SF Crossing the Gulf (Episode 1): A Discussion of Ted Chiang’s “Exhalation” and Others

Welcome to the debut episode of SF Crossing the Gulf with Karen Burnham and Karen Lord.

We’ll be discussing contemporary hard sf and Caribbean speculative fiction over the course of our new, twice-monthly podcast. We spend most of this first episode discussing “Exhalation” and the collection Stories of Your Life and Others by Ted Chiang.

Other books we’ll be discussing in the future:

  • My Bones and My Flute by Edgar Mittelholzer
  • A selection of short stories by Greg Egan
  • and The Rainmaker’s Mistake by Erna Broadber
  • More titles to be announced when we’re sure we can actually lay our hands on them ourselves.

We look at these stories from our perspectives as readers, writers, critics, scientists, sociologists, women, etc.

SPOILER ALERT: We want to talk about the stories in depth, so if plot or conceptual spoilers bother you, please read the stories first!

18 thoughts on “SF Crossing the Gulf (Episode 1): A Discussion of Ted Chiang’s “Exhalation” and Others”

  1. Good inaugural podcast — reminds me a bit of Squeecast. I like the banter of SF fans :-)

    Ted Chiang is truly a special talent, similar in style to Gene Wolfe. I think my favorite story of his is The Merchant and the Alchemist’s Gate.

    I think the podcast could be improved by giving it more context. Why are we talking about a particular book? I read the Chiang stories years ago and vaguely remember some of them. What is the premise of the story (before explaining particular details)? I think a more rigid show outline could help (perhaps with interview-style questions?).

    Anyway, good job and I look forward to hearing more :-)

  2. I’m only a half hour it, but it sounds like two very smart ladies. Sounds like someone’s got a squeaky bed.

      1. Maybe you should get a headset, or put a blanket over your head and the laptop while recording like Matthew Sanborn Smith.

  3. One of the recurring themes in many of Chiang’s short fiction is determinism (even if he is using free will to justify this).
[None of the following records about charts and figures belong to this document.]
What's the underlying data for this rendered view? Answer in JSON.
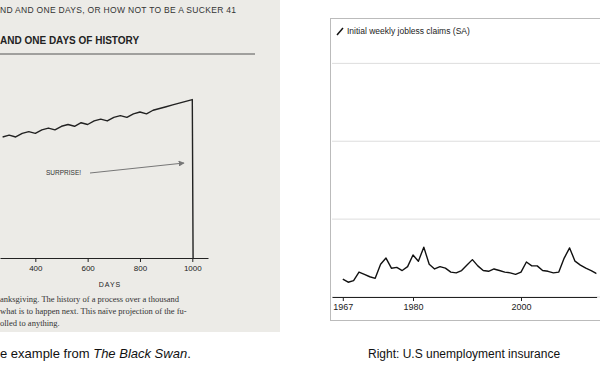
{
  "chart_data": [
    {
      "type": "line",
      "header": "ND AND ONE DAYS, OR HOW NOT TO BE A SUCKER 41",
      "title": "AND ONE DAYS OF HISTORY",
      "x_label": "DAYS",
      "annotation": "SURPRISE!",
      "notes": [
        "anksgiving. The history of a process over a thousand",
        "what is to happen next. This naïve projection of the fu-",
        "olled to anything."
      ],
      "caption": [
        "e example from ",
        "The Black Swan",
        "."
      ],
      "x": [
        275,
        300,
        325,
        350,
        375,
        400,
        425,
        450,
        475,
        500,
        525,
        550,
        575,
        600,
        625,
        650,
        675,
        700,
        725,
        750,
        775,
        800,
        825,
        850,
        875,
        900,
        925,
        950,
        975,
        1000,
        1003
      ],
      "values": [
        68,
        69,
        68,
        70,
        71,
        70,
        72,
        73,
        72,
        74,
        75,
        74,
        76,
        75,
        77,
        78,
        77,
        79,
        80,
        79,
        81,
        82,
        81,
        83,
        84,
        85,
        86,
        87,
        88,
        89,
        0
      ],
      "color": "#222222",
      "xlim": [
        265,
        1060
      ],
      "ylim": [
        0,
        100
      ],
      "xticks": [
        400,
        600,
        800,
        1000
      ],
      "tick_labels": "x"
    },
    {
      "type": "line",
      "caption": [
        "Right: U.S unemployment insurance"
      ],
      "x": [
        1967,
        1968,
        1969,
        1970,
        1971,
        1972,
        1973,
        1974,
        1975,
        1976,
        1977,
        1978,
        1979,
        1980,
        1981,
        1982,
        1983,
        1984,
        1985,
        1986,
        1987,
        1988,
        1989,
        1990,
        1991,
        1992,
        1993,
        1994,
        1995,
        1996,
        1997,
        1998,
        1999,
        2000,
        2001,
        2002,
        2003,
        2004,
        2005,
        2006,
        2007,
        2008,
        2009,
        2010,
        2011,
        2012,
        2013,
        2014
      ],
      "series": [
        {
          "name": "Initial weekly jobless claims (SA)",
          "color": "#111111",
          "values": [
            230,
            190,
            210,
            320,
            290,
            260,
            240,
            420,
            500,
            370,
            380,
            340,
            390,
            540,
            460,
            640,
            420,
            360,
            390,
            370,
            320,
            310,
            340,
            410,
            480,
            400,
            340,
            330,
            360,
            340,
            320,
            310,
            290,
            320,
            450,
            400,
            400,
            340,
            330,
            310,
            320,
            500,
            630,
            460,
            410,
            370,
            340,
            300
          ]
        }
      ],
      "xlim": [
        1965,
        2014
      ],
      "ylim": [
        0,
        3300
      ],
      "xticks": [
        1967,
        1980,
        2000
      ],
      "yticks": [
        0,
        1000,
        2000,
        3000
      ],
      "grid": true,
      "legend": "upper left",
      "tick_labels": "x"
    }
  ]
}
Do you see this as well?

    1. Charles – I can see that deterministic streak with “Story of Your Life” and “Exhalation”. But does the same apply to “Babylon” or “Seventy Two Letters”?

      1. Will have to read them again as I don’t quite remember, but one of my favorites (not included in the podcast was Chiang’s only other work not included) was The Merchant and the Alchemist’s Gate and it was present there too.